Vet clinics sign on to the VETSon service and provide clients with a login. Farmers can then access their veterinarian’s practice digitally, including telemedicine visits and virtual locum services to fill temporary gaps.

Revenue is shared between VETSon and the veterinary practice. There is no change in pricing for farmers if a clinic is using the service, said Yates.

The first practice trialled was his dad’s practice, Slant Road Mobile Veterinary Services.

The younger Yates provides strategic support and helps developers understand the veterinary industry’s needs, with the goal of having technology that is easy for vets and farmers to use.

Response from farmers has been “overwhelming,” with farms from northern British Columbia to Cape Breton trying to access the remote service. The company is actively pursuing expansion across Canada to meet demand.

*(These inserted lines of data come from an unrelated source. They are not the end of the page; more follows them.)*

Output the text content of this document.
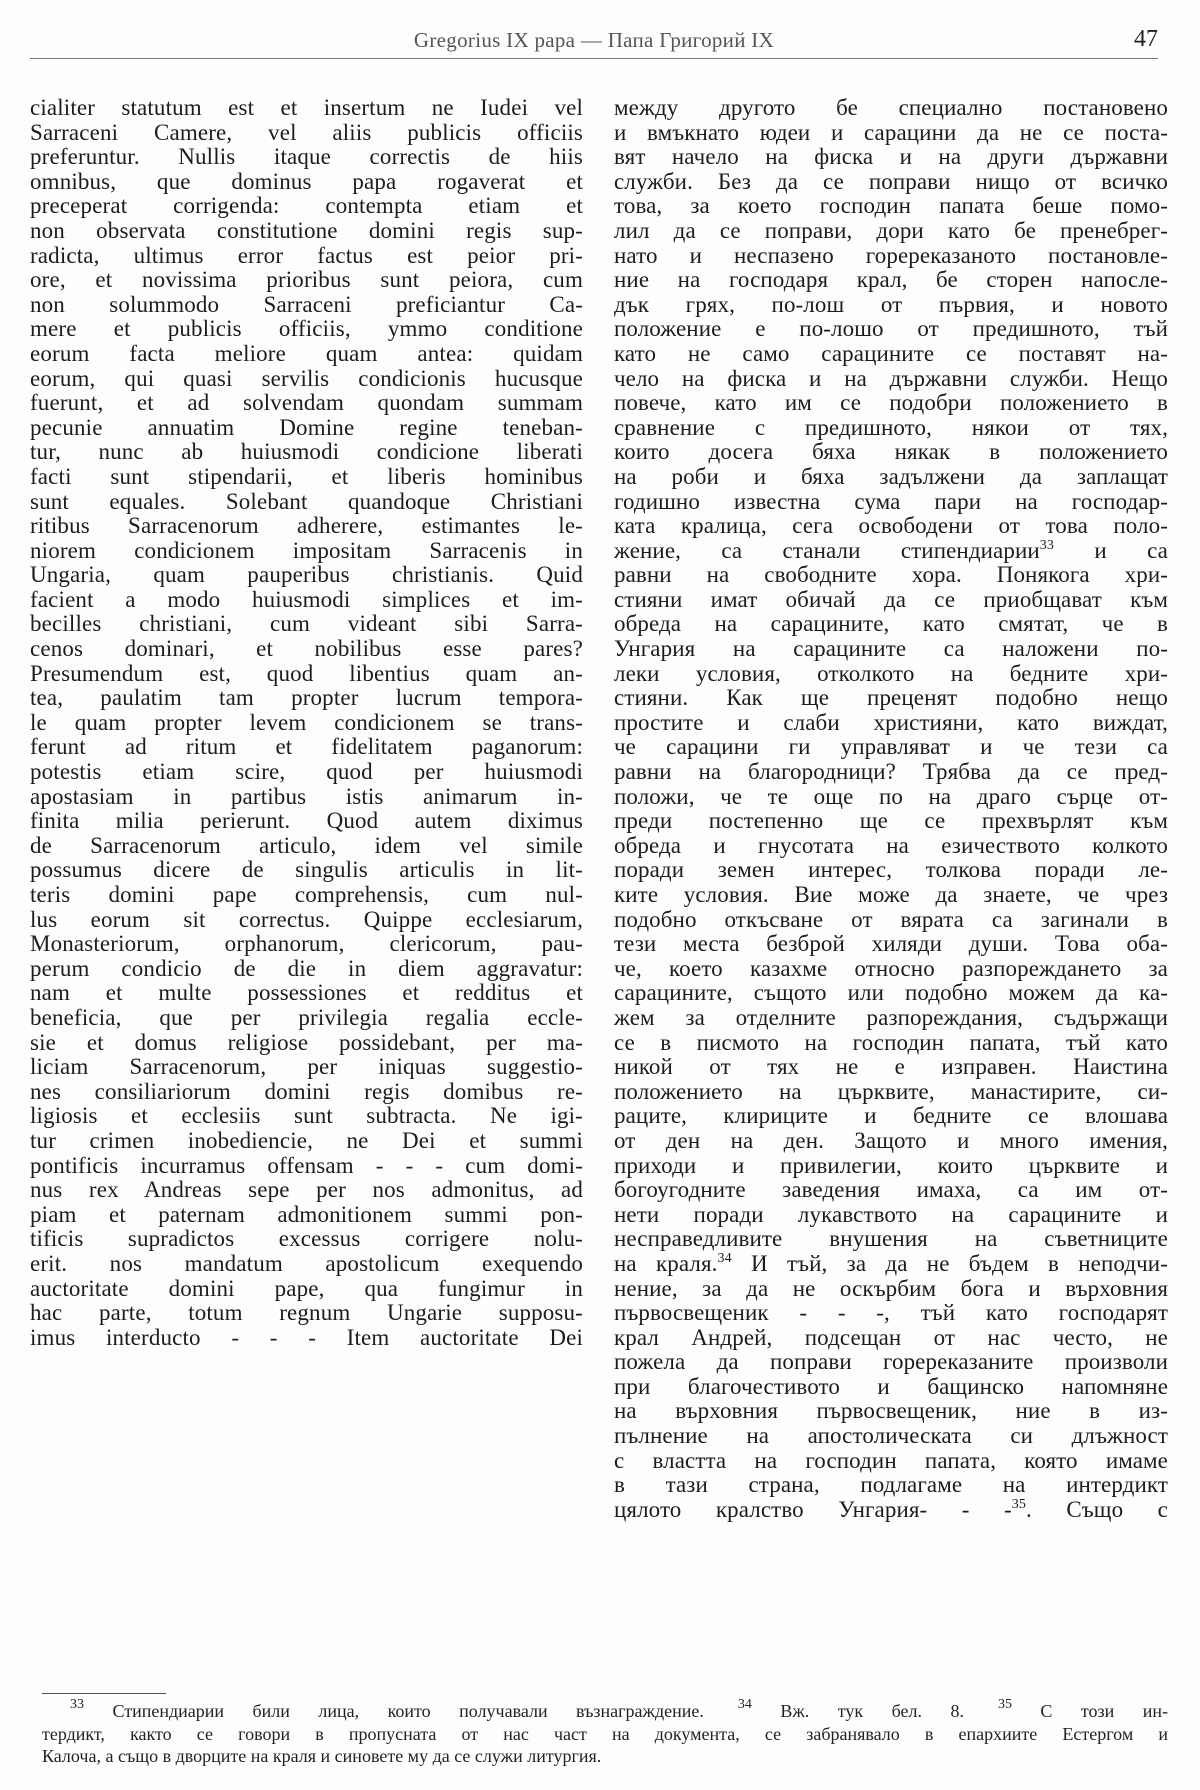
Gregorius IX papa — Папа Григорий IX	47
cialiter statutum est et insertum ne Iudei vel
Sarraceni Camere, vel aliis publicis officiis
preferuntur. Nullis itaque correctis de hiis
omnibus, que dominus papa rogaverat et
preceperat corrigenda: contempta etiam et
non observata constitutione domini regis sup-
radicta, ultimus error factus est peior pri-
ore, et novissima prioribus sunt peiora, cum
non solummodo Sarraceni preficiantur Ca-
mere et publicis officiis, ymmo conditione
eorum facta meliore quam antea: quidam
eorum, qui quasi servilis condicionis hucusque
fuerunt, et ad solvendam quondam summam
pecunie annuatim Domine regine teneban-
tur, nunc ab huiusmodi condicione liberati
facti sunt stipendarii, et liberis hominibus
sunt equales. Solebant quandoque Christiani
ritibus Sarracenorum adherere, estimantes le-
niorem condicionem impositam Sarracenis in
Ungaria, quam pauperibus christianis. Quid
facient a modo huiusmodi simplices et im-
becilles christiani, cum videant sibi Sarra-
cenos dominari, et nobilibus esse pares?
Presumendum est, quod libentius quam an-
tea, paulatim tam propter lucrum tempora-
le quam propter levem condicionem se trans-
ferunt ad ritum et fidelitatem paganorum:
potestis etiam scire, quod per huiusmodi
apostasiam in partibus istis animarum in-
finita milia perierunt. Quod autem diximus
de Sarracenorum articulo, idem vel simile
possumus dicere de singulis articulis in lit-
teris domini pape comprehensis, cum nul-
lus eorum sit correctus. Quippe ecclesiarum,
Monasteriorum, orphanorum, clericorum, pau-
perum condicio de die in diem aggravatur:
nam et multe possessiones et redditus et
beneficia, que per privilegia regalia eccle-
sie et domus religiose possidebant, per ma-
liciam Sarracenorum, per iniquas suggestio-
nes consiliariorum domini regis domibus re-
ligiosis et ecclesiis sunt subtracta. Ne igi-
tur crimen inobediencie, ne Dei et summi
pontificis incurramus offensam - - - cum domi-
nus rex Andreas sepe per nos admonitus, ad
piam et paternam admonitionem summi pon-
tificis supradictos excessus corrigere nolu-
erit. nos mandatum apostolicum exequendo
auctoritate domini pape, qua fungimur in
hac parte, totum regnum Ungarie supposu-
imus interducto - - - Item auctoritate Dei
между другото бе специално постановено
и вмъкнато юдеи и сарацини да не се поста-
вят начело на фиска и на други държавни
служби. Без да се поправи нищо от всичко
това, за което господин папата беше помо-
лил да се поправи, дори като бе пренебрег-
нато и неспазено горереказаното постановле-
ние на господаря крал, бе сторен напосле-
дък грях, по-лош от първия, и новото
положение е по-лошо от предишното, тъй
като не само сарацините се поставят на-
чело на фиска и на държавни служби. Нещо
повече, като им се подобри положението в
сравнение с предишното, някои от тях,
които досега бяха някак в положението
на роби и бяха задължени да заплащат
годишно известна сума пари на господар-
ката кралица, сега освободени от това поло-
жение, са станали стипендиарии$^{33}$ и са
равни на свободните хора. Понякога хри-
стияни имат обичай да се приобщават към
обреда на сарацините, като смятат, че в
Унгария на сарацините са наложени по-
леки условия, отколкото на бедните хри-
стияни. Как ще преценят подобно нещо
простите и слаби християни, като виждат,
че сарацини ги управляват и че тези са
равни на благородници? Трябва да се пред-
положи, че те още по на драго сърце от-
преди постепенно ще се прехвърлят към
обреда и гнусотата на езичеството колкото
поради земен интерес, толкова поради ле-
ките условия. Вие може да знаете, че чрез
подобно откъсване от вярата са загинали в
тези места безброй хиляди души. Това оба-
че, което казахме относно разпореждането за
сарацините, същото или подобно можем да ка-
жем за отделните разпореждания, съдържащи
се в писмото на господин папата, тъй като
никой от тях не е изправен. Наистина
положението на църквите, манастирите, си-
раците, клириците и бедните се влошава
от ден на ден. Защото и много имения,
приходи и привилегии, които църквите и
богоугодните заведения имаха, са им от-
нети поради лукавството на сарацините и
несправедливите внушения на съветниците
на краля.$^{34}$ И тъй, за да не бъдем в неподчи-
нение, за да не оскърбим бога и върховния
първосвещеник - - -, тъй като господарят
крал Андрей, подсещан от нас често, не
пожела да поправи горереказаните произволи
при благочестивото и бащинско напомняне
на върховния първосвещеник, ние в из-
пълнение на апостолическата си длъжност
с властта на господин папата, която имаме
в тази страна, подлагаме на интердикт
цялото кралство Унгария- - -$^{35}$. Също с
$^{33}$ Стипендиарии били лица, които получавали възнаграждение. $^{34}$ Вж. тук бел. 8. $^{35}$ С този ин-
тердикт, както се говори в пропусната от нас част на документа, се забранявало в епархиите Естергом и
Калоча, а също в дворците на краля и синовете му да се служи литургия.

“We are a revenue-generating company now and we are starting to get traction with clinics. It’s a conservative industry, but we’ve made a conscious effort to work with the College of Veterinarians of Ontario and other regulatory bodies in Canada to give them updates,” Yates says.

“We aren’t trying to work around vet clinics. We are about supporting veterinarians.”

VETSon is also turning heads in the innovation space. It is a graduate of Creative Destruction Lab’s supply chain stream startup program in Montreal and a member of the current cohort of ag-tech startups at Cultivator, an innovation hub based in Saskatchewan led by Conexus Credit Union. VETSon has also been part of Ontario business growth group RH Accelerator since 2022.

“When you’re a startup, it’s all about networking on various levels. These programs help you gain information to educate yourself on how to raise money and practice pitching. That’s an art in itself,” said Yates. “Potential investors can help us scale faster; this is a global issue.”

Most recently, VETSon presented to the European Union’s Working Party of Chief Veterinary Officers, who asked the company to share how it uses telemedicine to ease veterinary strain.

In two years, the company hopes to have an established footprint across Canada, with a global presence in five years.